When the researchers had observed 46 patients they found out that only 11% were asked to meet a specialized cardiologist before beginning the treatment and medical professionals mentioned only 48% of patients to visit heart failure clinic after their treatment.

Prof. Clark and the colleagues also noticed that among the people they observed; about 40% were overweight or had obesity, 41% had smoked or were still smoking, 24% used alcohol regularly, 48% had high blood pressure, and 26% lived with diabetes

What should doctors do?

Based on the information provided, doctors should make sure they monitor hearts health of those undergoing cancer treatments and making sure they meet their patient’s needs accordingly.

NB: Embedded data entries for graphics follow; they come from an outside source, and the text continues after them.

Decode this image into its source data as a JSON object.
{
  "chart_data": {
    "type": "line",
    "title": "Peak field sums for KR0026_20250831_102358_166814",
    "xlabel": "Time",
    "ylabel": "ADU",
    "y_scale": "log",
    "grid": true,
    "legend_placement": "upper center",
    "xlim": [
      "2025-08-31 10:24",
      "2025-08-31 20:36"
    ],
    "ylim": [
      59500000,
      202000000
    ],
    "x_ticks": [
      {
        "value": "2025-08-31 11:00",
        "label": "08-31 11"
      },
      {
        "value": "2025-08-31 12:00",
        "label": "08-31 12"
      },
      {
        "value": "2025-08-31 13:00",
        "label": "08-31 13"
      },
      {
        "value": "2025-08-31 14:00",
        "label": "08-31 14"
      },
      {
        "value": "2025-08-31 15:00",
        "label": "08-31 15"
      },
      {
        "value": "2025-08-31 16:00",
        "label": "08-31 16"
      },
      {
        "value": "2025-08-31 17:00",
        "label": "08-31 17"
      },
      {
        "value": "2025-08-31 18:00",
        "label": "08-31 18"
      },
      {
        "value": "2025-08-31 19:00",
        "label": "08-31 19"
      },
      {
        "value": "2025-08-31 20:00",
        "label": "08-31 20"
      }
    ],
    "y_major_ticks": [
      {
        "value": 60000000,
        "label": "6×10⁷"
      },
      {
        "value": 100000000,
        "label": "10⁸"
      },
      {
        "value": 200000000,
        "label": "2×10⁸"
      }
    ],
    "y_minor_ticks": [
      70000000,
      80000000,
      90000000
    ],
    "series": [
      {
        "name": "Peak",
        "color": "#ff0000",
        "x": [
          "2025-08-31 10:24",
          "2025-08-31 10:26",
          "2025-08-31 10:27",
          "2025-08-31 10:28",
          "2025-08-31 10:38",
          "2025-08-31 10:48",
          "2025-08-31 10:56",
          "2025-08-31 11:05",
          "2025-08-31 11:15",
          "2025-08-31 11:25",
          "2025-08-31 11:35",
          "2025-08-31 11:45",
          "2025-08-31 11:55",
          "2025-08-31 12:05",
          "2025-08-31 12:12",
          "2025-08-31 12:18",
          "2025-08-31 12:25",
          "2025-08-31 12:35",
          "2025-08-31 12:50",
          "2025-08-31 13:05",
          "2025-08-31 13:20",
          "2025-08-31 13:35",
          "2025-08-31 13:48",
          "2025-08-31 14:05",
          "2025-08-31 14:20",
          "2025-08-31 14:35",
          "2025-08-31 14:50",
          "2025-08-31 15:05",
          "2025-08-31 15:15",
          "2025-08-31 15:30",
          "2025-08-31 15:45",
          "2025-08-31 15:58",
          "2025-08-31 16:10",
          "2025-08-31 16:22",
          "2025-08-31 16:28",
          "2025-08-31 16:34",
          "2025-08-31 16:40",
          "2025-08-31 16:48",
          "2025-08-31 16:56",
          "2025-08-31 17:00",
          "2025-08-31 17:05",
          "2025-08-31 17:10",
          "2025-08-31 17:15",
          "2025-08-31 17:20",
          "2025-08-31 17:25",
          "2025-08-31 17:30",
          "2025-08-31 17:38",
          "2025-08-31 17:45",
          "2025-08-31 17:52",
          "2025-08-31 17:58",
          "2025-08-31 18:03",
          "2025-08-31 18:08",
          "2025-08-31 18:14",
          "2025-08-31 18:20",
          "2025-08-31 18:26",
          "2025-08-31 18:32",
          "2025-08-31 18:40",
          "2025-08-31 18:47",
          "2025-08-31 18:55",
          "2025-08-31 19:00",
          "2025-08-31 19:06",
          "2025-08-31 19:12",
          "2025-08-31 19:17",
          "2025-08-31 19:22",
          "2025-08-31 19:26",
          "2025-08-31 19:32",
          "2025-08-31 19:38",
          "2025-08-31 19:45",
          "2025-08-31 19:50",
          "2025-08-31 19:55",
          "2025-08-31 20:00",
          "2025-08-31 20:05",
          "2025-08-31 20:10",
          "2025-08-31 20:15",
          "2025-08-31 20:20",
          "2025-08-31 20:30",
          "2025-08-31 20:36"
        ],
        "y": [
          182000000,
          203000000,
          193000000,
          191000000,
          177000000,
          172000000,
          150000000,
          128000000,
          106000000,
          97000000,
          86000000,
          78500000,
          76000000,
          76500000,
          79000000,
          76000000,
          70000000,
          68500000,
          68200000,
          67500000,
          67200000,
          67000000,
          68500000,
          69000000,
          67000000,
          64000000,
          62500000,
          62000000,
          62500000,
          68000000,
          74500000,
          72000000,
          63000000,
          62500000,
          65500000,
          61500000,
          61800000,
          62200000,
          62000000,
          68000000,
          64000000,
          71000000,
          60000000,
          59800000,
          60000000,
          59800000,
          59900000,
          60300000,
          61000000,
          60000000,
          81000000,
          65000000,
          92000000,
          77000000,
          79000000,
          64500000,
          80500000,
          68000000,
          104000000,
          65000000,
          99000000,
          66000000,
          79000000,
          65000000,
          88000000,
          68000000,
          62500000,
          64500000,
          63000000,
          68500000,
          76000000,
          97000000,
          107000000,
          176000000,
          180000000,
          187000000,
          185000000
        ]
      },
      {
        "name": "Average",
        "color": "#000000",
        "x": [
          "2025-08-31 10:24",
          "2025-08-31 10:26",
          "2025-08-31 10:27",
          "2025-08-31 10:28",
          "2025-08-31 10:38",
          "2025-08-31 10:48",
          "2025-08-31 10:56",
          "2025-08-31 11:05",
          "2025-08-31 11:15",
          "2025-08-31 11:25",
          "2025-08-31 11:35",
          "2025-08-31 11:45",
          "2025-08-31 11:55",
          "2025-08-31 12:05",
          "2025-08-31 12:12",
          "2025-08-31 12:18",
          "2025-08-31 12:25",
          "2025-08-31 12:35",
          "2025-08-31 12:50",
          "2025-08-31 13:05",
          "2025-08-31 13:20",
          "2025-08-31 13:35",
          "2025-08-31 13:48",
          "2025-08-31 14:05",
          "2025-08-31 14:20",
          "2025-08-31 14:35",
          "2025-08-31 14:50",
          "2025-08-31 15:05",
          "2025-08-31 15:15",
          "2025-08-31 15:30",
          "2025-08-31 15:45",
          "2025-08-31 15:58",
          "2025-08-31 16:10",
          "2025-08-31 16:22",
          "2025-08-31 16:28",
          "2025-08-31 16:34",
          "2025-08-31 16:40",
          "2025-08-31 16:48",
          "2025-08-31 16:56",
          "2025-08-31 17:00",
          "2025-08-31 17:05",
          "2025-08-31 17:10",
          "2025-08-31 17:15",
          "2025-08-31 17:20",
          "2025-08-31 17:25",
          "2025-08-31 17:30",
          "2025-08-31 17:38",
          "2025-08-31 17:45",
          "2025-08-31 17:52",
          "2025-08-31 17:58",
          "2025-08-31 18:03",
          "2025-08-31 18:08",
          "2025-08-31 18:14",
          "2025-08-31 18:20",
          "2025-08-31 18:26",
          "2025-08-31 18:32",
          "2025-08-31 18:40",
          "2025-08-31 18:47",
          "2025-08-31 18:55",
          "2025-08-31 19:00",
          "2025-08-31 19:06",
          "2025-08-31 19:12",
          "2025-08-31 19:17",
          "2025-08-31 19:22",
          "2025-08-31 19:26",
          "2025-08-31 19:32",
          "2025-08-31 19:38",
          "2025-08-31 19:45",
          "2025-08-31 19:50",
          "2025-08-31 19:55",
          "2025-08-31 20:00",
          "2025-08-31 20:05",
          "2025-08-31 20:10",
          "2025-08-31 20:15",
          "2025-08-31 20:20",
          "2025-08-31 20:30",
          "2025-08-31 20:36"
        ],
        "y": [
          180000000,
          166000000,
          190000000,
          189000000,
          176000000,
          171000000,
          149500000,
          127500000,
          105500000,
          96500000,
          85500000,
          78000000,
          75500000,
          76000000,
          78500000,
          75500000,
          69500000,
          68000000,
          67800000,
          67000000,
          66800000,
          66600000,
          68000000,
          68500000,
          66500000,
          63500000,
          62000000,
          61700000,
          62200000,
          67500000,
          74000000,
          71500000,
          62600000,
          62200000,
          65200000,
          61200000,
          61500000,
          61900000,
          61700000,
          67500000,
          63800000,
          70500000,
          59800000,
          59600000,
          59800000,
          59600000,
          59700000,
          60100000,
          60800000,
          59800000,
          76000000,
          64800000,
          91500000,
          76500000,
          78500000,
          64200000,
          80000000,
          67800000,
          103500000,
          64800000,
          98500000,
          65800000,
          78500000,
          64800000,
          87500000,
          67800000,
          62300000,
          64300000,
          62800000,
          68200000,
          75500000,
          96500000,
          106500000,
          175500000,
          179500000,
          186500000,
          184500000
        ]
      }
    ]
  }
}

Prof Clark and her colleagues also mentioned that doctors should make their patients aware of the risks that follow after the cancer treatments they go through and also provide good tips to avoid heart health issues such as having an overall healthy lifestyle.

Prof. Clark also mentions that if a cancer patient suffers from heart failure they can join effective therapies provided that doctors focus closely on their patient.

Further on, the observers mention that medical professionals can detect cardiotoxicity by either echocardiograms or cardio imaging or by identifying specific biomarkers. Those that get infected with heart failure can receive angiotensin converting enzyme inhibitors or beta-blockers as treatment.

For those whose heart health is being destroyed because of cancer treatments, modified cancer therapies reduce the risk provided their doctors observe any cardiovascular developments.

“For cancer patients who do develop heart failure, there are clinics that will improve their quality of life, but our study shows many are not referred,” Prof. Clark mentions.

She also strongly points out that, telephone calls help and monitors those with cancer and heart failure and overall reduces the need of hospital appointments which patients said was a must.